Tuesday 15 May 2012

Questions about the Ordinariate

Some time ago I commented that it is not appropriate to visit upon the Ordinariate of Our Lady of Walsingham (or any other Ordinariate for former Anglicans for that matter) agendas that do not belong. So, for example, the line that uses the penury of the Ordinariate to berate the Bishops of England and Wales for their so-called attempts to undermine Pope Benedict's wishes with regard to the Ordinariate; and the line that sees Ordinariate clergy as "stop gaps" to plug vacancies left by the lack of vocations in Dioceses; or the inverse that makes great play of criticising the collaboration of Ordinariate priests with the pastoral work of Dioceses emphasising instead a different mission for them in the Church.

There are two related aspects to the life of the Ordinariate of Our Lady of Walsingham that I do not quite understand. The first is what might be called the "choreography" around Anglican clergy and their (relatively few) lay faithful who cease to celebrate/attend in the Church of England at the beginning of Lent, with a view to being received into the Catholic Church at Holy Week or Easter. What exactly do they think their Anglican priesthood is about on that last Sunday that they celebrate in the Church of England, usually having had it already announced that it will be their last celebration before a move to the Roman Catholic parish nearby? A letter from Rev Norman Wallwork in The Times a few weeks ago referred to the former Anglican priests being "re-ordained" in the Ordinariate, giving the impression that this was a term being used by the Roman Catholic Church in this regard (it isn't - so far as I can see, this term is never used in Anglicanorum Coetibus or in the Complementary Norms) and seeing in it a recognition by the Roman Catholic Church of a legitimacy in Anglican orders.  A part of the idea underlying the Ordinariate is that those Anglicans who are recieved into the Ordinariate can preserve that which is of value in their Anglican practice and belief ("Anglican patrimony") as they become Roman Catholics. But, at the level of the experience of the individual Anglican priest being received into the Ordinariate, what does this mean with regard to the way in which they see their Anglican priesthood?
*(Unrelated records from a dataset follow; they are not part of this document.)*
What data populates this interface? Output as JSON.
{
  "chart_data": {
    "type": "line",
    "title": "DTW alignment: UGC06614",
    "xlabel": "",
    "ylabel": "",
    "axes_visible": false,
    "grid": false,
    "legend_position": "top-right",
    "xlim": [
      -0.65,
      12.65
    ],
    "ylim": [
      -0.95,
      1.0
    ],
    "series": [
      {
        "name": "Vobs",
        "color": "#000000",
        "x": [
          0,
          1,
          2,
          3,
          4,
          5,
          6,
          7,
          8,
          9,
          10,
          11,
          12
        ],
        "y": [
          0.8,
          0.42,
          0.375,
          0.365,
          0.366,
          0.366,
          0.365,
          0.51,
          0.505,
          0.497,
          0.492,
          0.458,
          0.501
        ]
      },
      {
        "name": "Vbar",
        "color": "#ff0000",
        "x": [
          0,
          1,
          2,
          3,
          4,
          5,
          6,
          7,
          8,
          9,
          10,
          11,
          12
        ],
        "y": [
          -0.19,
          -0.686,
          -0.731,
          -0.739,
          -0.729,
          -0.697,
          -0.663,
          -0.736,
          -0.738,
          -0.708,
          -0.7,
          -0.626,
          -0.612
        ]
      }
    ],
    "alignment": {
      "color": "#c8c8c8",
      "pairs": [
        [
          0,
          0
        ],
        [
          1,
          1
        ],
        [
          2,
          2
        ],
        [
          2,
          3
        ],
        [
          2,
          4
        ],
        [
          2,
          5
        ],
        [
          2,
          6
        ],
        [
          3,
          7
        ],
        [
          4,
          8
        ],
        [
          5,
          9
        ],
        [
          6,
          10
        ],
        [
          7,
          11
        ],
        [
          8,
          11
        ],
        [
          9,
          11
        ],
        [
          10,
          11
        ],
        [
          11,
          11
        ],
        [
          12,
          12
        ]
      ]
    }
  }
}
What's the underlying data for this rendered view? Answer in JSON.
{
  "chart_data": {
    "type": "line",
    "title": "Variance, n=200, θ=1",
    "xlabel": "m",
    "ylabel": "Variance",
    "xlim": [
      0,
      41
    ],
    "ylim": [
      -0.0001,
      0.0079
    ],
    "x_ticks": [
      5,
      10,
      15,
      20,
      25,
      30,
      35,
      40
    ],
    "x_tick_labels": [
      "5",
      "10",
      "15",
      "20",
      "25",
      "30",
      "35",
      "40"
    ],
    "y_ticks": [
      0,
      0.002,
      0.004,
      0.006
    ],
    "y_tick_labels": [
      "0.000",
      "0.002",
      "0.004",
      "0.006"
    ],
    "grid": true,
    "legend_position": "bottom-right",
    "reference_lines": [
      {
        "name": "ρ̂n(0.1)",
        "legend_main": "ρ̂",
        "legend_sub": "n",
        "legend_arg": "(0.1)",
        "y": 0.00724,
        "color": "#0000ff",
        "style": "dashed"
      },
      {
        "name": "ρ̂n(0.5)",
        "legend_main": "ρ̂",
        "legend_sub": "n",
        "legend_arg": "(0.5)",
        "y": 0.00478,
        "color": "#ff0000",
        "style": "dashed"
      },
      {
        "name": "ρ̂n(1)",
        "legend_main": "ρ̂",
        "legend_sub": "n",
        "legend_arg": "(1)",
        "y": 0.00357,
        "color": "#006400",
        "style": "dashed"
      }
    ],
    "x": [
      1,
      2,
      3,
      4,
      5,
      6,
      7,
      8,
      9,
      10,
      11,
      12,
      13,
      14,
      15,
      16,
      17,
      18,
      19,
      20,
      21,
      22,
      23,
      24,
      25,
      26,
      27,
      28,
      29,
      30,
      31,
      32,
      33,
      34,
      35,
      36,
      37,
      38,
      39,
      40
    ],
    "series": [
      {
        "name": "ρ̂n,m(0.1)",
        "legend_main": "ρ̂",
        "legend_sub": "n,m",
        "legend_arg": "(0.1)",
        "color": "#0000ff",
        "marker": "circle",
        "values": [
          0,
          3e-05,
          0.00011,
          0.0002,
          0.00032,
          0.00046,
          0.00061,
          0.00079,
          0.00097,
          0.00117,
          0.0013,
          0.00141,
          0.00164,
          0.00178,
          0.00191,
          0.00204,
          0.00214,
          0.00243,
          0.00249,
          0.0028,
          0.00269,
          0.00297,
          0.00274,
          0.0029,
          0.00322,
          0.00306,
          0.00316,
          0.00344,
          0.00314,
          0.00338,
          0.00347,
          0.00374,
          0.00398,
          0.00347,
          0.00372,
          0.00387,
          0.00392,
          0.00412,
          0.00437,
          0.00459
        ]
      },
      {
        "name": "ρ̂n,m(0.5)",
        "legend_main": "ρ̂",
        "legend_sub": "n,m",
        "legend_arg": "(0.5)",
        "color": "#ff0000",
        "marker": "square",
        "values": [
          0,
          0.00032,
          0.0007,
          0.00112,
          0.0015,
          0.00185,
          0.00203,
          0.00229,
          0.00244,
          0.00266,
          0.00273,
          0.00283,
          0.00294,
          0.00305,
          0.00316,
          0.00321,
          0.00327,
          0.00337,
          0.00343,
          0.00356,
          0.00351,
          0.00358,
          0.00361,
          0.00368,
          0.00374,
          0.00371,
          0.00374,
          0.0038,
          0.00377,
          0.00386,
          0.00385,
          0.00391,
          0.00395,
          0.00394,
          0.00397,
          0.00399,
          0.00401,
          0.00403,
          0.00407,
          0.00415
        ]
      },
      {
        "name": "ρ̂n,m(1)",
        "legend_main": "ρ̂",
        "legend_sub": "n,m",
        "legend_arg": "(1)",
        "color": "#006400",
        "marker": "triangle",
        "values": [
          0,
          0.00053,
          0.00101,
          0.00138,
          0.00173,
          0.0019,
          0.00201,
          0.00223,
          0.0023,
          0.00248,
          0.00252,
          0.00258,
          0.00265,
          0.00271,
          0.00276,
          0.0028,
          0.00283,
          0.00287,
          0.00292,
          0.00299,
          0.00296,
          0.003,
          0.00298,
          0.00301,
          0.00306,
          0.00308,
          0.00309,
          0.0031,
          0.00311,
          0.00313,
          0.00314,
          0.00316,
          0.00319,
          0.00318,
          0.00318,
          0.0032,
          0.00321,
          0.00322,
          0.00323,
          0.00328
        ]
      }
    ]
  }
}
I think it is fair to say that the Ordinariate of Our Lady of Walsingham is in need of more money than it has available to it, and that this gives rise to calls for financial generosity towards it by other Catholics. As it is developing, it seems to me to be presenting for ordination more priests (many more) than the pastoral care of its own faithful requires. In the phase of establishing the Ordinariate, and given that it is of the nature of the situation that many of the converts being recieved in the Ordinariate will be former Anglican clergy, there is an extent to which this can be understood. It also makes the provisions of Anglicanorum Coetibus and the Complementary Norms with regard to the collaboration of Ordinariate clergy with the pastoral work of their local Diocese something intrinsic to the situation rather than something accidental to it. This is the second aspect of the life of the Ordinariate that I feel I do not quite understand. In this situation, should there not be a preference for ordaining those former Anglican clergy who are not married, so that the law of celibacy is promoted, and fewer are ordained, contributing at least something towards financial stability for the Ordinariate?

A relation exists between these two questions, since both touch on the question of how the  priesthood in the Roman Catholic Church is experienced in relation to that previously experienced as an Anglican priest.

As a postscript: if the Ordinariate is to be seen as in some way a "new ecclesial movement" with a particular mission of evangelisation in the Catholic Church and in the world ... Many of the new movements have the juridical status of a Private Association of the Faithful, not of an Ordinariate. It is interesting in the present circumstances of the Ordinariate, with its quite disproportionate numbers of clergy compared to lay faithful (60 clergy to 1200 laity), to wonder whether Canon Law does offer another juridical status that would have been more appropriate than that of an Ordinariate.